Perhaps somebody was bored with the whole Pentium architecture.
10-15 years ago, everyone else in the industry thought x86 was a dead end. Massive amounts of investement poured into RISC alternatives like Alpha and PPC.
Perhaps Intel believed the conventional wisdom and felt they had to eventually drop x86.
causing hit counters to go up artificially just to see 'next page' drives me nuts!
--
"It is now safe to switch off your computer."
And conventional wisdom was correct. They just underestimated the power of the entrenched software library. Intel processors since the Pentium Pro have basically been RISC cores with a x86->RISC translator in front. This allows them to ramp up the speed of the core, even change core architectures while still running all the old code.
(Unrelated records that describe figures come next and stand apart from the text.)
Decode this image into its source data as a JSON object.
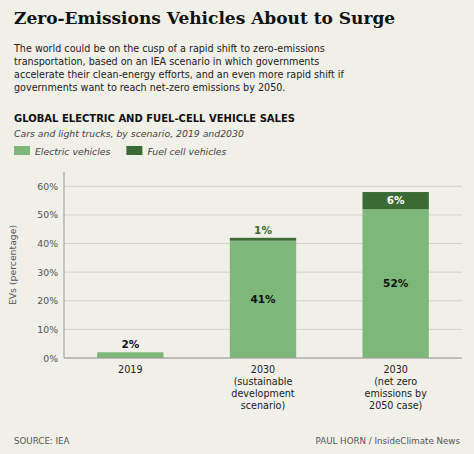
{
  "chart_data": {
    "type": "bar",
    "title": "Zero-Emissions Vehicles About to Surge",
    "subtitle": "The world could be on the cusp of a rapid shift to zero-emissions\ntransportation, based on an IEA scenario in which governments\naccelerate their clean-energy efforts, and an even more rapid shift if\ngovernments want to reach net-zero emissions by 2050.",
    "annotations": [
      "GLOBAL ELECTRIC AND FUEL-CELL VEHICLE SALES",
      "Cars and light trucks, by scenario, 2019 and2030",
      "SOURCE: IEA",
      "PAUL HORN / InsideClimate News"
    ],
    "categories": [
      "2019",
      "2030\n(sustainable\ndevelopment\nscenario)",
      "2030\n(net zero\nemissions by\n2050 case)"
    ],
    "series": [
      {
        "name": "Electric vehicles",
        "color": "#7db87a",
        "values": [
          2,
          41,
          52
        ],
        "value_labels": [
          "2%",
          "41%",
          "52%"
        ]
      },
      {
        "name": "Fuel cell vehicles",
        "color": "#3a6b35",
        "values": [
          0,
          1,
          6
        ],
        "value_labels": [
          null,
          "1%",
          "6%"
        ]
      }
    ],
    "stacked": true,
    "data_labels": true,
    "ylabel": "EVs (percentage)",
    "ylim": [
      0,
      65
    ],
    "yticks": [
      {
        "value": 0,
        "label": "0%"
      },
      {
        "value": 10,
        "label": "10%"
      },
      {
        "value": 20,
        "label": "20%"
      },
      {
        "value": 30,
        "label": "30%"
      },
      {
        "value": 40,
        "label": "40%"
      },
      {
        "value": 50,
        "label": "50%"
      },
      {
        "value": 60,
        "label": "60%"
      }
    ],
    "grid": true,
    "legend": "top"
  }
}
It costs at the fairly small cost of the gates needed for the translation frontend. It has another advantage in that CISC operations take up less room in cache so you get much better utilization out of your expensive cache resources. Intel started the Itanium project for two reasons, HP needed a new flagship chip and they are a large enough customer to sway Intel, and two they were tired of Cyrix and AMD copying their designs so they were going to make a tightly controlled architecture where EVERYTHING was covered by patents and copyright, that way they thought they could have the whole pie to themselves. What they didn't realize is that while they are a big player the only reason people keep using their chips is that they have maintained that backwards compatability path, throw that away and Intel is just another chip maker and others like IBM, Motorolla, etc may look better.
There are 4 boxes to use in the defense of liberty: soap, ballot, jury, ammo. Use in that order. Starting now.
Quoting the AMD64 Architecture Programmer's Manual Volume 2: System Programming:
"The NX bit in the page-translation tables specifies whether instructions can be executed from the page."
So non-executable pages are already present in AMD64.
In Windows, you only get 2 GB of address space for your process (WinXP & expensive Win2K Server versions can give 3 GB, which helps). Into this address space is loaded your executable code (including all system DLLs) and your stack (by default 1 MB of address space is reserved for every thread), and these tend to be scattered around a bit, which breaks up the available address range considerably.
Now if your app needs to allocate large (200+ MB) areas of memory, how many of those do you think you can get from a 2 GB RAM machine? Not enough :-) In fact you may find that as little as 50-60% of your available RAM can be allocated into large chunks, and all the rest is only available as countless smaller fragments. The larger the contiguous RAM blocks you want, the less of them you can allocate.
With a 64 bit CPU, there's no more problem. The MMU can map scattered pages of your available physical RAM to any contiguous section of the massive 64 bit address range, and you can utilise all the RAM you have in any size chunk you wish :-)
Why would anyone engrave "Elbereth"?